UITTs release tension, rather than creating it

In writing this post, I skimmed a wikihow article about how to give an ultimatum, in which they say:

"Expect a negative reaction. Hardly anyone likes being given an ultimatum. Sometimes it may be just what the listener needs but that doesn't make it any easier to hear."

I don't know how accurate the above is in general.

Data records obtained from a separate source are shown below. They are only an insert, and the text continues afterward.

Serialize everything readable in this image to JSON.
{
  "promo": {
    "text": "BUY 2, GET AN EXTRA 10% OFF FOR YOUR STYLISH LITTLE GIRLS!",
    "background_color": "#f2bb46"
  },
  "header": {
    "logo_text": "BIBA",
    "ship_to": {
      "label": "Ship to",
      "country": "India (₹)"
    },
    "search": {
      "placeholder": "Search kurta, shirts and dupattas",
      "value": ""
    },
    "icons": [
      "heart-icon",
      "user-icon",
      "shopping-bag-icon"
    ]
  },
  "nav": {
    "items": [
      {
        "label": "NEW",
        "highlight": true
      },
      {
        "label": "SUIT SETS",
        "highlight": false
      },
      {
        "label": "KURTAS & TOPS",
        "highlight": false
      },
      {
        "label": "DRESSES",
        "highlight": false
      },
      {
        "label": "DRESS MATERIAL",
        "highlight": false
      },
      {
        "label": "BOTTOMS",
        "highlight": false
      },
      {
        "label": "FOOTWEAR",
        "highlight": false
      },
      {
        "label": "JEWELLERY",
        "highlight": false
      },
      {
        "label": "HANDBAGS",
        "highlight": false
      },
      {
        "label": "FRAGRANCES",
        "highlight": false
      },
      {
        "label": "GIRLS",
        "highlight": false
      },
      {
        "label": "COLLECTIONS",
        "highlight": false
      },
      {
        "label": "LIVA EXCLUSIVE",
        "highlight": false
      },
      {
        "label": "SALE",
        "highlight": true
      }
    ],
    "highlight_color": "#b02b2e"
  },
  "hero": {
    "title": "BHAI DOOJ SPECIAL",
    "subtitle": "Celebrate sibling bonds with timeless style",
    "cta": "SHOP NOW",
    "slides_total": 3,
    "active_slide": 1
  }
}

I think they're talking about ultimatums like "either you quit smoking or we break up". I can say that expect that these properties of an ultimatum contribute to the negative reaction:

  • stated angrily or otherwise demandingly
  • more extreme than your actual preferences, because you're bluffing
  • refers to what they need to do, versus your own preferences

So this already sounds like UITTs would have less of a negative reaction.

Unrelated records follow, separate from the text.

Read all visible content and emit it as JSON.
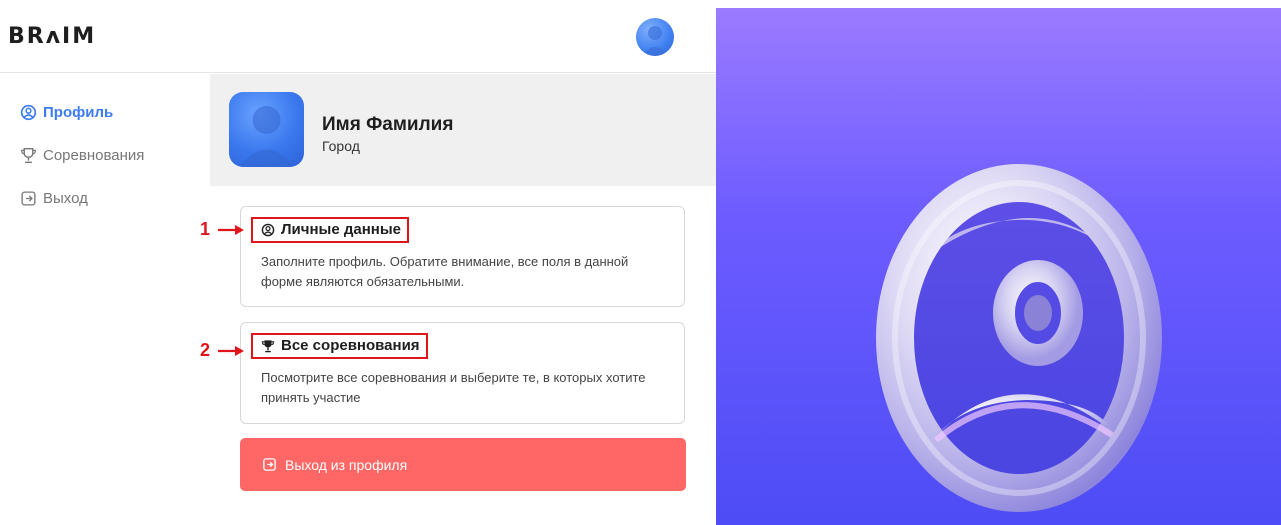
{
  "brand": {
    "logo_text": "BRʌIM"
  },
  "sidebar": {
    "items": [
      {
        "label": "Профиль",
        "icon": "user-circle-icon",
        "active": true
      },
      {
        "label": "Соревнования",
        "icon": "trophy-icon",
        "active": false
      },
      {
        "label": "Выход",
        "icon": "logout-icon",
        "active": false
      }
    ]
  },
  "profile": {
    "name": "Имя Фамилия",
    "city": "Город"
  },
  "cards": [
    {
      "marker": "1",
      "icon": "user-circle-icon",
      "title": "Личные данные",
      "description": "Заполните профиль. Обратите внимание, все поля в данной форме являются обязательными."
    },
    {
      "marker": "2",
      "icon": "trophy-icon",
      "title": "Все соревнования",
      "description": "Посмотрите все соревнования и выберите те, в которых хотите принять участие"
    }
  ],
  "logout_button": {
    "label": "Выход из профиля",
    "icon": "logout-icon"
  },
  "colors": {
    "accent": "#3d7cf0",
    "logout": "#ff6666",
    "annotation": "#e0151b",
    "hero_top": "#9b7bff",
    "hero_bottom": "#4d4cf6"
  }
}
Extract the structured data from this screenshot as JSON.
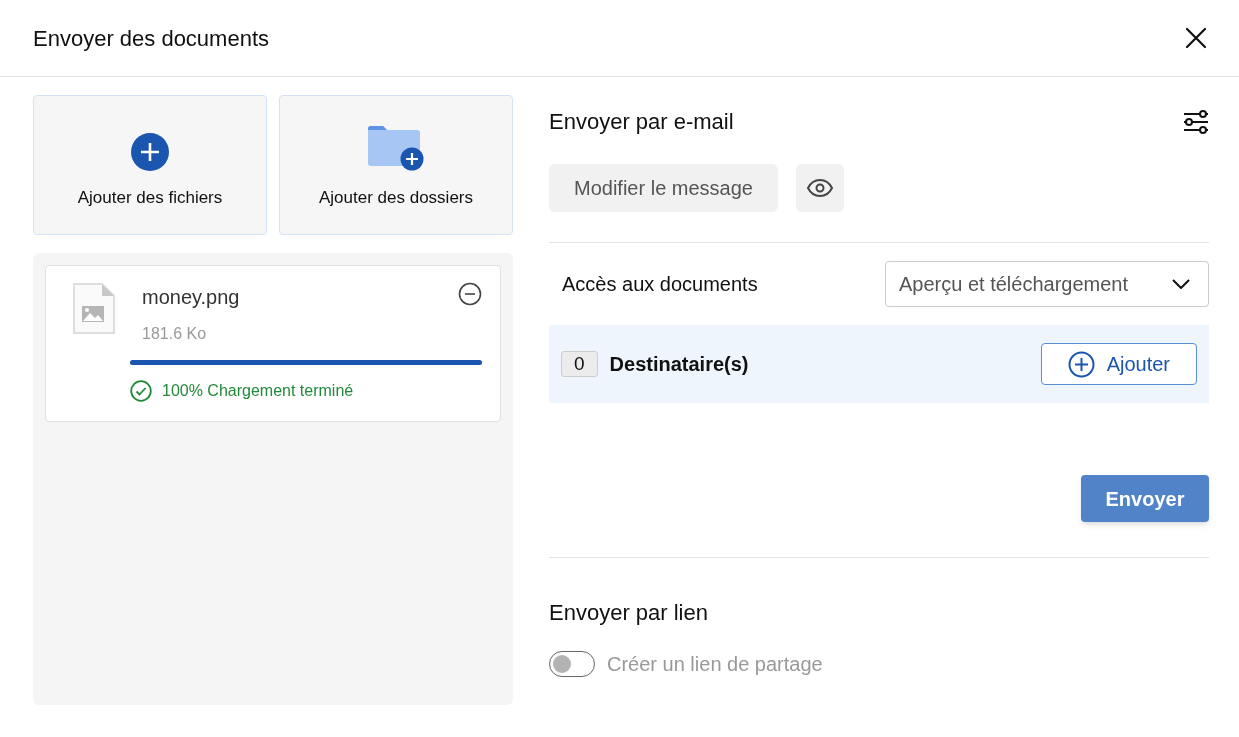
{
  "dialog": {
    "title": "Envoyer des documents"
  },
  "add_buttons": [
    {
      "kind": "files",
      "label": "Ajouter des fichiers"
    },
    {
      "kind": "folders",
      "label": "Ajouter des dossiers"
    }
  ],
  "files": [
    {
      "name": "money.png",
      "size": "181.6 Ko",
      "level": 1,
      "status": "100% Chargement terminé"
    }
  ],
  "email": {
    "title": "Envoyer par e-mail",
    "edit_button": "Modifier le message",
    "access_label": "Accès aux documents",
    "access_value": "Aperçu et téléchargement",
    "recipient_count": "0",
    "recipients_label": "Destinataire(s)",
    "add_button": "Ajouter",
    "send_button": "Envoyer"
  },
  "link": {
    "title": "Envoyer par lien",
    "toggle_label": "Créer un lien de partage",
    "on": false
  }
}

But I think the biggest reason is that they represent a really clear articulation of what one party wants, which makes it much simpler for the other party to decide what they want to do. Ultimatums in the territory tend to also be more of a realization that you then share, versus a deliberate strategy. And this realization causes a noticeable release of tension in the realizer too.

Let's contrast:

"Either you quit smoking or we break up!"

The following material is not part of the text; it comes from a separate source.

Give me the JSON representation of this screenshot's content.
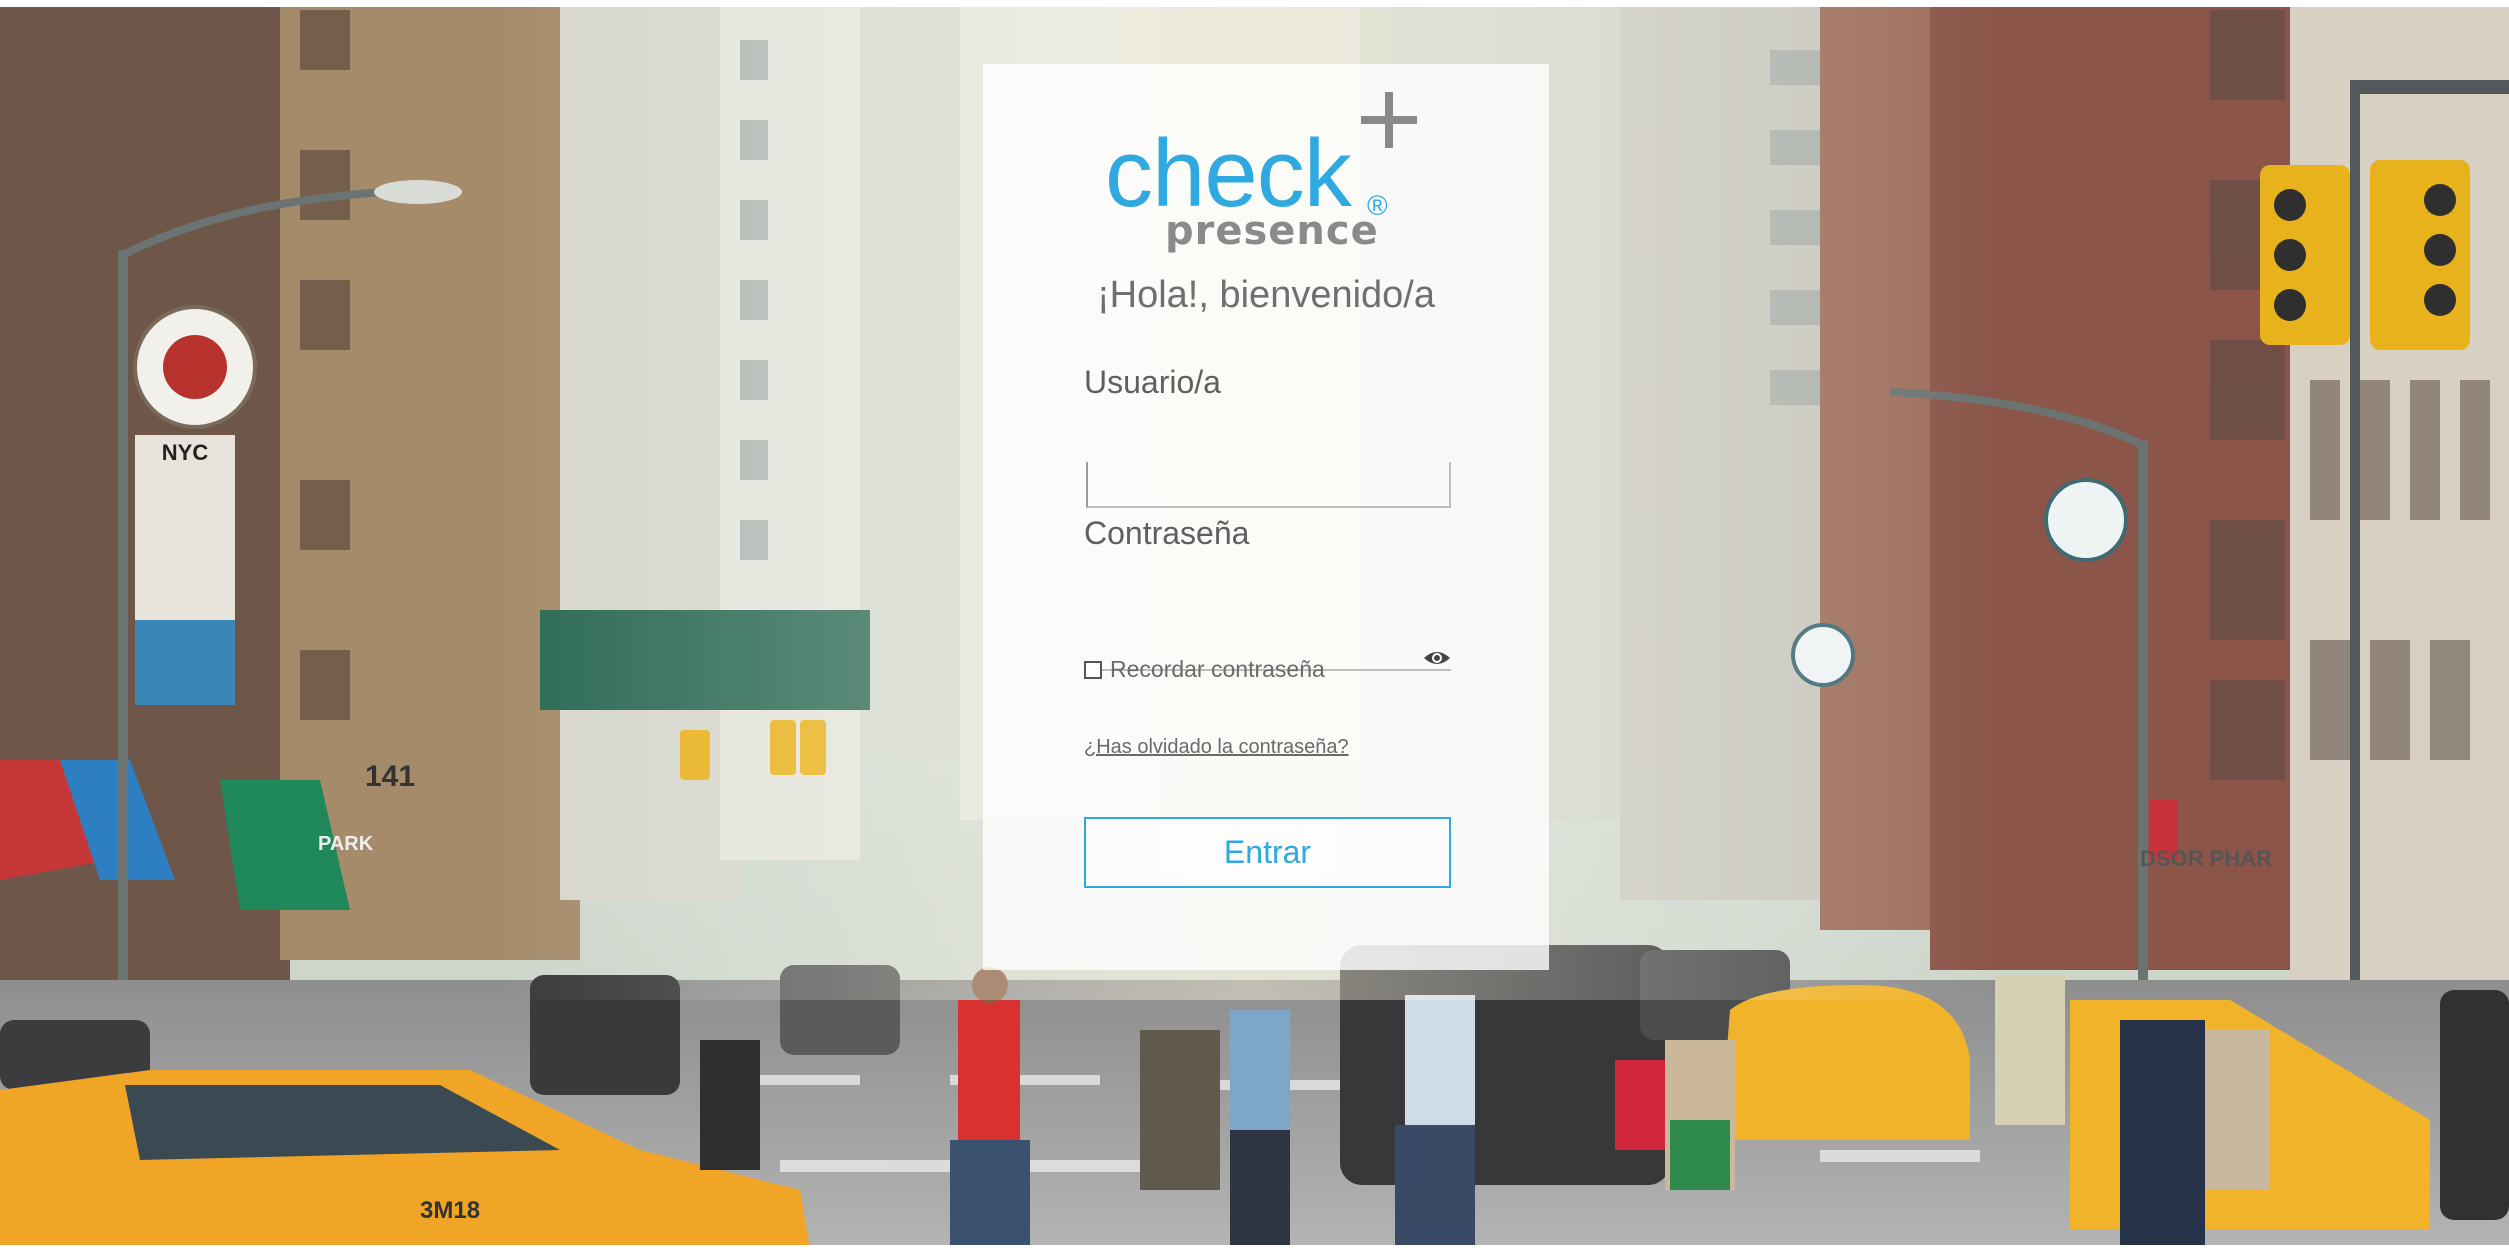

"I'm realizing that as much as I like our relationship, it's really not working for me to be dating a smoker, so I've decided I'm not going to. Of course, my preferred outcome is that you stop smoking, not that we break up, but I realize that might not make sense for you at this point."

Of course, what's said here doesn't necessarily correspond to the preference vectors shown above. Someone could say the demanding first thing when they actually do have a UITT preference-wise, and someone who's trying to be really NVCy or something might say the sceond thing even though they're actually bluffing and would prefer to . But I think that in general they'll correlate pretty well.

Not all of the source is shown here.